L2/01-482

From: Kenneth Whistler [kenw@sybase.com]
Sent: Wednesday, December 19, 2001 8:33 PM

Subject: UTC Agenda Item: normativity of compatibility tags


The issue is this:

Currently, while the decomposition mappings for all Unicode
characters in UnicodeData.txt have normative status (and are
closely tied in with normalization, among other things), the
particular tags provided for compatibility mappings are still
documented as informative.

The relevant portions of the standard are:

1. Section 3.6 Decomposition, which makes it clear that the
full decompositions are normative, and which distinguishes
normatively beteween canonical and compatibility decomposition,
but which says nothing about the actual values of the compatibility
tags accompanying the compatibility mappings.

2. The Decompositions section in Chapter 14, which explains
the format of the decompositions in the code chart names list, and
which states: "Formatting information may be indicated inside angle
brackets." It then lists the actually occurring compatibility tags,
but says nothing about their normative or informative status.

3. UnicodeData.html, which duplicates the Chapter 14 list, saying
merely, "The compatibility formatting tags used are:" and then
giving the list, again without saying anything about their
normative or informative status.

4. Table 4-1 in Chapter 4, which states that Canonical and
Compatibility decompositions are normative, but which says nothing
about the compatibility tags.

5. DerivedProperties.html, a recently added file, which currently
states, about DerivedDecompositionType.txt that, "The value
'canonical' is normative; the others [i.e. compatibility tag
values --kenw] are informative."

6. PropertyValueAliases.txt, which again lists the compatibility tags,
and gives aliases for each. The documentation for this file, however,
just points back to UnicodeCharacterDatabase.html for an indication
of which properties are normative, and that file, in turn, points to
UnicodeData.html for the properties relevant to UnicodeData.txt (see
above).

As you can see, the situation is not all that clear about these
"compatibility formatting tags".

However, we are currently in the situation where these tags are 
involved in a significant number of fairly strict dependencies.

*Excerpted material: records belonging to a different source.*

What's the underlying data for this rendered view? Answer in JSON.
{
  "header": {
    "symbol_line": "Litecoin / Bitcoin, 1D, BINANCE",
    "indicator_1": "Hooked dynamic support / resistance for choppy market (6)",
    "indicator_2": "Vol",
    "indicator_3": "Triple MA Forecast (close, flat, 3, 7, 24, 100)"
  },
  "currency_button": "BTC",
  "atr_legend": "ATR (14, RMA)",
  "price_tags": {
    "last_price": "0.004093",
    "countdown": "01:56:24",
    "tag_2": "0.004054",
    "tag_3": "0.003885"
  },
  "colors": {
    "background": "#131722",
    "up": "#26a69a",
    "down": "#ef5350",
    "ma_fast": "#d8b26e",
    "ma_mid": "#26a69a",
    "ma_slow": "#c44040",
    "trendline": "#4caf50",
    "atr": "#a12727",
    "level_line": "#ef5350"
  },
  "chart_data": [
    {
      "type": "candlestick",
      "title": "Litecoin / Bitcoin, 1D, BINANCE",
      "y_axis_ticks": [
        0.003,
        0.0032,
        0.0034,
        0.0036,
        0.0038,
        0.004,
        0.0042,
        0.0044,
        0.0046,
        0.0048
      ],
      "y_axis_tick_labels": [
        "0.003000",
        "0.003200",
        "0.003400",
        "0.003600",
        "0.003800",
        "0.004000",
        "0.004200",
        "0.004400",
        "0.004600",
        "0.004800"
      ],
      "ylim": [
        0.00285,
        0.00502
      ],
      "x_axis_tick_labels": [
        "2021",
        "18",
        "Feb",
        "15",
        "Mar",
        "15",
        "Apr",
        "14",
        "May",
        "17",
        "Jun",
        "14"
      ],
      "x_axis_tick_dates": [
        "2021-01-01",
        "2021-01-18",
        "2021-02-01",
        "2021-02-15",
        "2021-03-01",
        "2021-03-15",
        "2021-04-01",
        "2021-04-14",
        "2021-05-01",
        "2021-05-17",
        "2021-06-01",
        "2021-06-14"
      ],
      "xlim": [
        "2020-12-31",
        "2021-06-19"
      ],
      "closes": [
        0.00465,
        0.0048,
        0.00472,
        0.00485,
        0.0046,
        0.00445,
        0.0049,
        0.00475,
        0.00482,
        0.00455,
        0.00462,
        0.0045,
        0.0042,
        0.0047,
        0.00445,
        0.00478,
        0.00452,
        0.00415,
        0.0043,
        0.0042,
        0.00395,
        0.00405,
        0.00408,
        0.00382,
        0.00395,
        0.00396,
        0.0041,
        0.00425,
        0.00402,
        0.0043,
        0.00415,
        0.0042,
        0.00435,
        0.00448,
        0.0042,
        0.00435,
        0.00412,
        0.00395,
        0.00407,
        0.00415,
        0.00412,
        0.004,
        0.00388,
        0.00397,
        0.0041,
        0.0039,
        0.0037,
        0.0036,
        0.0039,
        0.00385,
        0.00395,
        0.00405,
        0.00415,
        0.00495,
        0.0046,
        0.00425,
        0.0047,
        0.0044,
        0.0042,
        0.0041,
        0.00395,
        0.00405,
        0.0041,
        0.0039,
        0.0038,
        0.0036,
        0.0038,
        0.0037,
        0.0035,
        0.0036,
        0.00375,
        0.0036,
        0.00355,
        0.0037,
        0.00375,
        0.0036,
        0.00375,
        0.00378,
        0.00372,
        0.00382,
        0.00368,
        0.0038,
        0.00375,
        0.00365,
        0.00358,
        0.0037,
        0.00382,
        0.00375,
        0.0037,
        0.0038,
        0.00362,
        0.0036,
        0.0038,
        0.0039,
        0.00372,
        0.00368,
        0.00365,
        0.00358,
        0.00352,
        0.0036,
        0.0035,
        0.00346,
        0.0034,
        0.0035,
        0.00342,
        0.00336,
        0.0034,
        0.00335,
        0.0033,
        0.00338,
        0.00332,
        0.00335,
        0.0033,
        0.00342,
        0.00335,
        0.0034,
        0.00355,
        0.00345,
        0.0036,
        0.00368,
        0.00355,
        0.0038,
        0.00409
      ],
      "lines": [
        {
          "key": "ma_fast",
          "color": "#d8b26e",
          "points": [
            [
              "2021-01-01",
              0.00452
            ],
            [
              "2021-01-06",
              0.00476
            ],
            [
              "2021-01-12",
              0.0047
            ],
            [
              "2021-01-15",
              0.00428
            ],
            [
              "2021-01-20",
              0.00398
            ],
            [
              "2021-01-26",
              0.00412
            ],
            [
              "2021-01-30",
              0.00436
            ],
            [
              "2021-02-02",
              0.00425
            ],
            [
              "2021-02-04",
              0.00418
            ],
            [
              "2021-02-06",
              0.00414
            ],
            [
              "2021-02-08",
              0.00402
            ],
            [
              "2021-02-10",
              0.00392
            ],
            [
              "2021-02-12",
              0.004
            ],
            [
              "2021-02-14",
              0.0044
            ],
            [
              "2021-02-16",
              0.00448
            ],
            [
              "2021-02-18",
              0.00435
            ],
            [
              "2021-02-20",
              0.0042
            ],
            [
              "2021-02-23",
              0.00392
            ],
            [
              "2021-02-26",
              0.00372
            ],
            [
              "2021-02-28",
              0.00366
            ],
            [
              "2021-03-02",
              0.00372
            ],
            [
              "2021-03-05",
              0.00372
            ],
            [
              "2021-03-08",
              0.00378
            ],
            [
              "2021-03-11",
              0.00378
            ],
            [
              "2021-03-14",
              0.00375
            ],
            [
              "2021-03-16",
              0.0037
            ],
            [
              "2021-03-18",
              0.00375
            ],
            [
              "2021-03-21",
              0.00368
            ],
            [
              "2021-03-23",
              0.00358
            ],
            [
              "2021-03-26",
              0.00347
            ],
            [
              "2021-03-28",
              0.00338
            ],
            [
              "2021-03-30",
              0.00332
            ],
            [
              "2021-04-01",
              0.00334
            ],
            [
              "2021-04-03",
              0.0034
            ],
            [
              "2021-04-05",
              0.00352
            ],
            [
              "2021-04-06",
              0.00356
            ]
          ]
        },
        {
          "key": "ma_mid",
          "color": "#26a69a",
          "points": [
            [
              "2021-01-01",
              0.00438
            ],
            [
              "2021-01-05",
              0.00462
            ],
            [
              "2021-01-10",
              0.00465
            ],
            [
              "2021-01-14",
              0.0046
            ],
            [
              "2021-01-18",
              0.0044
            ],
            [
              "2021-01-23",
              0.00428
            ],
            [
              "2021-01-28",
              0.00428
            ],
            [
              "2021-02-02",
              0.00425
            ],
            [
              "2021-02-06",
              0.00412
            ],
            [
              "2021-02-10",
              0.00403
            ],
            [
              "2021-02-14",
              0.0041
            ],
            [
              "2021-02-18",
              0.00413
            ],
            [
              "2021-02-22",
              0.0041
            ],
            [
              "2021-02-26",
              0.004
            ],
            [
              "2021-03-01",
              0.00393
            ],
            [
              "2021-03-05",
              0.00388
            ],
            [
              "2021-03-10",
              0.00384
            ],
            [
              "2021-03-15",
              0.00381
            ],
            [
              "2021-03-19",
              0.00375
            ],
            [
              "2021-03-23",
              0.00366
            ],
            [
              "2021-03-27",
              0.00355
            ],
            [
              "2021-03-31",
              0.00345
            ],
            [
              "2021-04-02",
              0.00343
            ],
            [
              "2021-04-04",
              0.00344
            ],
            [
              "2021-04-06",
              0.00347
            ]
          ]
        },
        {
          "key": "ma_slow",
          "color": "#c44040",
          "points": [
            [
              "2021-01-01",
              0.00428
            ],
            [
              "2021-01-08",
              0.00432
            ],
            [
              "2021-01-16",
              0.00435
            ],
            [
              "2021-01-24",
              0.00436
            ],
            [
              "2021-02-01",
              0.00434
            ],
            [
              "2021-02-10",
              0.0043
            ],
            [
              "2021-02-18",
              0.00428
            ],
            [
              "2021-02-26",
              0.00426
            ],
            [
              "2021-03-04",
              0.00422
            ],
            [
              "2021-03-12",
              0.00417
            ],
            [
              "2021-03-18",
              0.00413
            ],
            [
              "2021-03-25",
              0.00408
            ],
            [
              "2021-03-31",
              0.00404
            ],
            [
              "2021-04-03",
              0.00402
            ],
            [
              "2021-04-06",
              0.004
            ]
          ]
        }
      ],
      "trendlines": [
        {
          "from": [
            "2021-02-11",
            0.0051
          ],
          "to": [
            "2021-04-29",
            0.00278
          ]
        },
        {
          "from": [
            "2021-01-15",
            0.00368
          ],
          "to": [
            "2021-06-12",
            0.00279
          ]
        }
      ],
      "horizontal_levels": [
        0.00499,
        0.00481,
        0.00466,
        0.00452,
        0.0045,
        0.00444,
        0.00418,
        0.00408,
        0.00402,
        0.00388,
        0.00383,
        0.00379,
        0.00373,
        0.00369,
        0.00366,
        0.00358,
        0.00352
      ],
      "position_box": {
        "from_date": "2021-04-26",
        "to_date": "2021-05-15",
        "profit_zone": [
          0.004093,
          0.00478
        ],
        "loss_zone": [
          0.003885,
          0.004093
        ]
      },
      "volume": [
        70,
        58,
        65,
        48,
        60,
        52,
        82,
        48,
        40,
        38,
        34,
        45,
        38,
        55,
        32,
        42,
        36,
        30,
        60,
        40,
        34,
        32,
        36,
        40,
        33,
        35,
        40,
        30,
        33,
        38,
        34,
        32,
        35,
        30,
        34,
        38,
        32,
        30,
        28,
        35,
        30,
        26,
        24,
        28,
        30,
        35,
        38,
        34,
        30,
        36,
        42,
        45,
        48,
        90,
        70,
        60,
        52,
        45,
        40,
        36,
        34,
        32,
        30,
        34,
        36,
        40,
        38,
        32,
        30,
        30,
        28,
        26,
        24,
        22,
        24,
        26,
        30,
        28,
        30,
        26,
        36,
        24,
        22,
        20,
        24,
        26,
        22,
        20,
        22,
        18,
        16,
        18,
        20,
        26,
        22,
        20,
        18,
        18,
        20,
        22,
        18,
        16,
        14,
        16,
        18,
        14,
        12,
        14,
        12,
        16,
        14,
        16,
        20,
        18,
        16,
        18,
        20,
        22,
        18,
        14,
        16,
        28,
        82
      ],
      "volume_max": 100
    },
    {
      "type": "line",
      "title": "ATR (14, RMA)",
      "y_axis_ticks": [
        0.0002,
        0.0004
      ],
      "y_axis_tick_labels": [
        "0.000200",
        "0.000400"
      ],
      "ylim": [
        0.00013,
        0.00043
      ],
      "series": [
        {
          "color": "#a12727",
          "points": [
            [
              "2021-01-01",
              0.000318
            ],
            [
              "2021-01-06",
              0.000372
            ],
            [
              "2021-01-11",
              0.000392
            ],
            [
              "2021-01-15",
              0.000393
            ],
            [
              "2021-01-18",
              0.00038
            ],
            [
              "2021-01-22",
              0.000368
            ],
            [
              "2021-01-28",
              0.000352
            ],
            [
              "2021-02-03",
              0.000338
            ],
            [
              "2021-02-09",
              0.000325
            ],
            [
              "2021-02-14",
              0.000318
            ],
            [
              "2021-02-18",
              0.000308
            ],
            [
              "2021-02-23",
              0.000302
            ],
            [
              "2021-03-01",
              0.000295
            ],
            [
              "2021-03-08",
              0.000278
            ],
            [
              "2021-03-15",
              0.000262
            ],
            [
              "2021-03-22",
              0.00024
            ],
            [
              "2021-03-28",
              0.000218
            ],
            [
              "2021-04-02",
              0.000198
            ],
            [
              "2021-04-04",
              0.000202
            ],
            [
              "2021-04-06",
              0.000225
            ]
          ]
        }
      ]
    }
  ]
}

A. UTS #10 Unicode Collation Algorithm, and ISO/IEC 14651 (both
published standards) have strong dependencies on the exact
compatibility tags in UnicodeData.txt for the establishment of
all the tertiary weights in allkeys.txt (for UCA) and in the
Common Tailorable Template table (for 14651).

B. UTR #20 Unicode in XML and other Markup Languages, has an
extensive table showing how to handle various characters with
compatibility mappings -- a table whose content is dependent on
the exact values of the compatibility tags. This UTR is not a
standard, but is a TR published jointly with W3C; it is difficult
to modify, and clearly has an impact on implementation of other
standards beyond our control.

C. The existence of PropertyValueAliases.txt itself is encouraging
other standards to make use of the exact list of aliases we provide
there in reference to the compatibility tags (among others) --
which is likely to result in this list being used in XML data
(and other contexts).

D. The crosschecking of our properties for internal consistency
has, among other things started to make use of some consistency
checks against the compatibility tags to assist in determining
whether other property assignments (e.g. in LineBreak.txt,
EastAsianWidth.txt, PropList.txt, and so on) are reasonable and
consistent.

E. Implemented API's exist that return compatibility tag values
for Unicode characters. And other software has been implemented
which parses UnicodeData.txt for various purposes, and which often
makes assumptions regarding the stability, both of the number of
compatibility tags and of their exact labelled values.

All of this, in my mind, is pointing very strongly towards
normative status for the compatibility tags. In 1995/96 these might
still have had informative status, and were subject to a fair
amount of dickering. (The exact tags and their distribution changed
rather drastically between Unicode 1.1 and Unicode 2.0, for example.)
However, currently, I believe that the compatibility tags can no
longer be subject to arbitrary changes, and all new characters
that have compatibility decompositions have to be assigned tags from
the current set, to avoid breaking existing expectations and software.

Therefore, after whatever appropriate discussion ensues,
I would propose that the "compatibility formatting tags" and their
exact labels be formally considered normative properties in the
Unicode Character Database, and that all the relevant places in
the standard be updated to make this status very clear.